DAWG.prefixes (hits): 0.756M ops/sec
DAWG.prefixes (mixed): 1.965M ops/sec
DAWG.prefixes (misses): 1.773M ops/sec

RecordDAWG.keys(prefix="xxx"), avg_len(res)==415: 1.429K ops/sec
RecordDAWG.keys(prefix="xxxxx"), avg_len(res)==17: 36.994K ops/sec
RecordDAWG.keys(prefix="xxxxxxxx"), avg_len(res)==3: 121.897K ops/sec
RecordDAWG.keys(prefix="xxxxx..xx"), avg_len(res)==1.4: 265.015K ops/sec
RecordDAWG.keys(prefix="xxx"), NON_EXISTING: 2450.898K ops/sec

Under CPython expect it to be about 50x slower.
Memory consumption of DAWG-Python should be the same as of `DAWG`_.

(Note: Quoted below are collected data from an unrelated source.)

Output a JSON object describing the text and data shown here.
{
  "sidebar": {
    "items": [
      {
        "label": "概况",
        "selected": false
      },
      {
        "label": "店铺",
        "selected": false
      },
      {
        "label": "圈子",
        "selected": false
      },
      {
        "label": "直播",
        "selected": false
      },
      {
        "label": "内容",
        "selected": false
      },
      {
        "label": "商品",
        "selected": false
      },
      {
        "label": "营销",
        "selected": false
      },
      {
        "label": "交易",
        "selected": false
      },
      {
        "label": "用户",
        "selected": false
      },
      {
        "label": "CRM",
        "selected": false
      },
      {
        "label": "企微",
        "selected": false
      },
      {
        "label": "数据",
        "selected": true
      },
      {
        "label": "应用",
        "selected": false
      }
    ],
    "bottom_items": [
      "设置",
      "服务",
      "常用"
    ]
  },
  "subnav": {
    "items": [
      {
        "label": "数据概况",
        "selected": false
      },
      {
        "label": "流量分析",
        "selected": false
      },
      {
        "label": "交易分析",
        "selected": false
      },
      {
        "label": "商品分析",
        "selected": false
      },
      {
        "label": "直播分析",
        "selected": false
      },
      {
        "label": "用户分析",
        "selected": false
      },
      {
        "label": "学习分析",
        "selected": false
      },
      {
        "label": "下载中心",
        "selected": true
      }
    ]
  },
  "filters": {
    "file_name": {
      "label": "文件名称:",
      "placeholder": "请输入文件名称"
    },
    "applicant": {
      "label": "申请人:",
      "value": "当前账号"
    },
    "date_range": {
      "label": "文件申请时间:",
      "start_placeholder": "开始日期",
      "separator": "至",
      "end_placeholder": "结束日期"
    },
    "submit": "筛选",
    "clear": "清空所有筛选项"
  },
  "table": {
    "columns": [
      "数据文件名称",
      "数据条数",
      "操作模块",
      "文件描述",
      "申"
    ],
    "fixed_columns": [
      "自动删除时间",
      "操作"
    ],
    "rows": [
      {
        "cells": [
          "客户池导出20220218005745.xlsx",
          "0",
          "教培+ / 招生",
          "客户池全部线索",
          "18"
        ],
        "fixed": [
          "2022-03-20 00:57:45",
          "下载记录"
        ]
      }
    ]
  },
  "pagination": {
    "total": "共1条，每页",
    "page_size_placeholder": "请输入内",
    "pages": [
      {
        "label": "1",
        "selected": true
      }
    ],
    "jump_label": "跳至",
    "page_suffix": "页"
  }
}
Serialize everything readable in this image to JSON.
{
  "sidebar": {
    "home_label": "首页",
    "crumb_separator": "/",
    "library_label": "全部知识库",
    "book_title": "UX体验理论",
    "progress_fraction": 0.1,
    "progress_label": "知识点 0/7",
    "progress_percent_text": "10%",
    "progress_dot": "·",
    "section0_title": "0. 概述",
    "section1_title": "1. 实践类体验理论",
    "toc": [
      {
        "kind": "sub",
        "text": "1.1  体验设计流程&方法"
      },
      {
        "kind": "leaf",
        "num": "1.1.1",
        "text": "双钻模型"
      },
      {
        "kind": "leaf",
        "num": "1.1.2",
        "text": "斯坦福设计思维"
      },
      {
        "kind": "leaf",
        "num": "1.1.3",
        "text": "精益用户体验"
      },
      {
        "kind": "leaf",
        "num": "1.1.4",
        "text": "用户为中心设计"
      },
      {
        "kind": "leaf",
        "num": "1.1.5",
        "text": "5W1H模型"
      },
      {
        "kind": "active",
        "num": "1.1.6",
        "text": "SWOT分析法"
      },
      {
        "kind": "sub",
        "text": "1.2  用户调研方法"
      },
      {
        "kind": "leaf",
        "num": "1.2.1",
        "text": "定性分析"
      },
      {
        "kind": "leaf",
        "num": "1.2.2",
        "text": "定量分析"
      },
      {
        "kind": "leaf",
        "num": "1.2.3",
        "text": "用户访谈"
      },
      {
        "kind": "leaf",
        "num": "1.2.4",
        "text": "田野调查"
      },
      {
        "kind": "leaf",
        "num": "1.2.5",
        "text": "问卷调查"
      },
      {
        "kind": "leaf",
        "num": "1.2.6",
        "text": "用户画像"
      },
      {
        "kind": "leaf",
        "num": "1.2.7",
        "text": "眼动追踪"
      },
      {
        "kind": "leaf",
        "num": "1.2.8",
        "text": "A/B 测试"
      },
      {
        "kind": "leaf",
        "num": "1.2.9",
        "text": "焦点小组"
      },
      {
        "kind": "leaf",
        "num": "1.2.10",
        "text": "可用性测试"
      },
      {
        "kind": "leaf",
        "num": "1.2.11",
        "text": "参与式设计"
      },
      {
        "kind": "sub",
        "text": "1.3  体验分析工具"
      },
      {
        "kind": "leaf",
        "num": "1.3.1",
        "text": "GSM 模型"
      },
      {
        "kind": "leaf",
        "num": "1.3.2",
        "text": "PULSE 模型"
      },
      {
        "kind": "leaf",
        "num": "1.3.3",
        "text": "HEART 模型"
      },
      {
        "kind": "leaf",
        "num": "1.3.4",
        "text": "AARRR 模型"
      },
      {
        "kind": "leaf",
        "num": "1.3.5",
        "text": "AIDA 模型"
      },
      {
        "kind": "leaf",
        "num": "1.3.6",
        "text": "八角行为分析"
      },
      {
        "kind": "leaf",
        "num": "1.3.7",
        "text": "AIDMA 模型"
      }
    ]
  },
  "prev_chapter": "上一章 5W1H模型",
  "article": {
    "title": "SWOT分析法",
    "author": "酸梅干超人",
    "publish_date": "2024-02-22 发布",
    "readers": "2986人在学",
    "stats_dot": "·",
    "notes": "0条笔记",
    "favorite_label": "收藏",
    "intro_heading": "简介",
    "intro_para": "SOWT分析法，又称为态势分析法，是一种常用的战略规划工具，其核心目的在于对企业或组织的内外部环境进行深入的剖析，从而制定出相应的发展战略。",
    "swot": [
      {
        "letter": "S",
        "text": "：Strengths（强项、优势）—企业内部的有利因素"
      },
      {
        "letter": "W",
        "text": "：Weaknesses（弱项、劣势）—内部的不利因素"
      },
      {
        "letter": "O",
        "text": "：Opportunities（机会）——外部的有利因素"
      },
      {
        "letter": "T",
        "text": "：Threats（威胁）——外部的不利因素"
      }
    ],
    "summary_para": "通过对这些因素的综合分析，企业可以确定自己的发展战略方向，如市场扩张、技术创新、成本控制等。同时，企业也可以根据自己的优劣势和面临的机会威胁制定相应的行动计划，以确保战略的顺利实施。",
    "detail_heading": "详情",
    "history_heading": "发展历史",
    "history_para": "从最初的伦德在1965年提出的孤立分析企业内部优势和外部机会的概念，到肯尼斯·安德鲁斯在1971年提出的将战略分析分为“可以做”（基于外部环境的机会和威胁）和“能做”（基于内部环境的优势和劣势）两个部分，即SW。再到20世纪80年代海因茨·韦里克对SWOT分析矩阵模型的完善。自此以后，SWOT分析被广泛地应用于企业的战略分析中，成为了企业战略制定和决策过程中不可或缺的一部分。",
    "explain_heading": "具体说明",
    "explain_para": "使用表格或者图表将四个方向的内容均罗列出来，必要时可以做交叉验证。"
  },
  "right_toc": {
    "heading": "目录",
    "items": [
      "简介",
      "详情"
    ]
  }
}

.. _marisa-trie: https://github.com/kmike/marisa-trie

Current limitations
===================

* This package is not capable of creating DAWGs;
* all the limitations of `DAWG`_ apply.

Contributions are welcome!

Contributing
============

Development happens at github: https://github.com/kmike/DAWG-Python
Issue tracker: https://github.com/kmike/DAWG-Python/issues

Feel free to submit ideas, bugs or pull requests.

Running tests and benchmarks
----------------------------

Make sure `tox`_ is installed and run

::

$ tox

from the source checkout. Tests should pass under python 2.6, 2.7, 3.2, 3.3,
3.4 and PyPy >= 1.9.

In order to run benchmarks, type

::

$ tox -c bench.ini -e pypy

This runs benchmarks under PyPy (they are about 50x slower under CPython).

.. _tox: http://tox.testrun.org

Authors & Contributors
----------------------

* Mikhail Korobov

The algorithms are from `dawgdic`_ C++ library by Susumu Yata & contributors.

License
=======

This package is licensed under MIT License.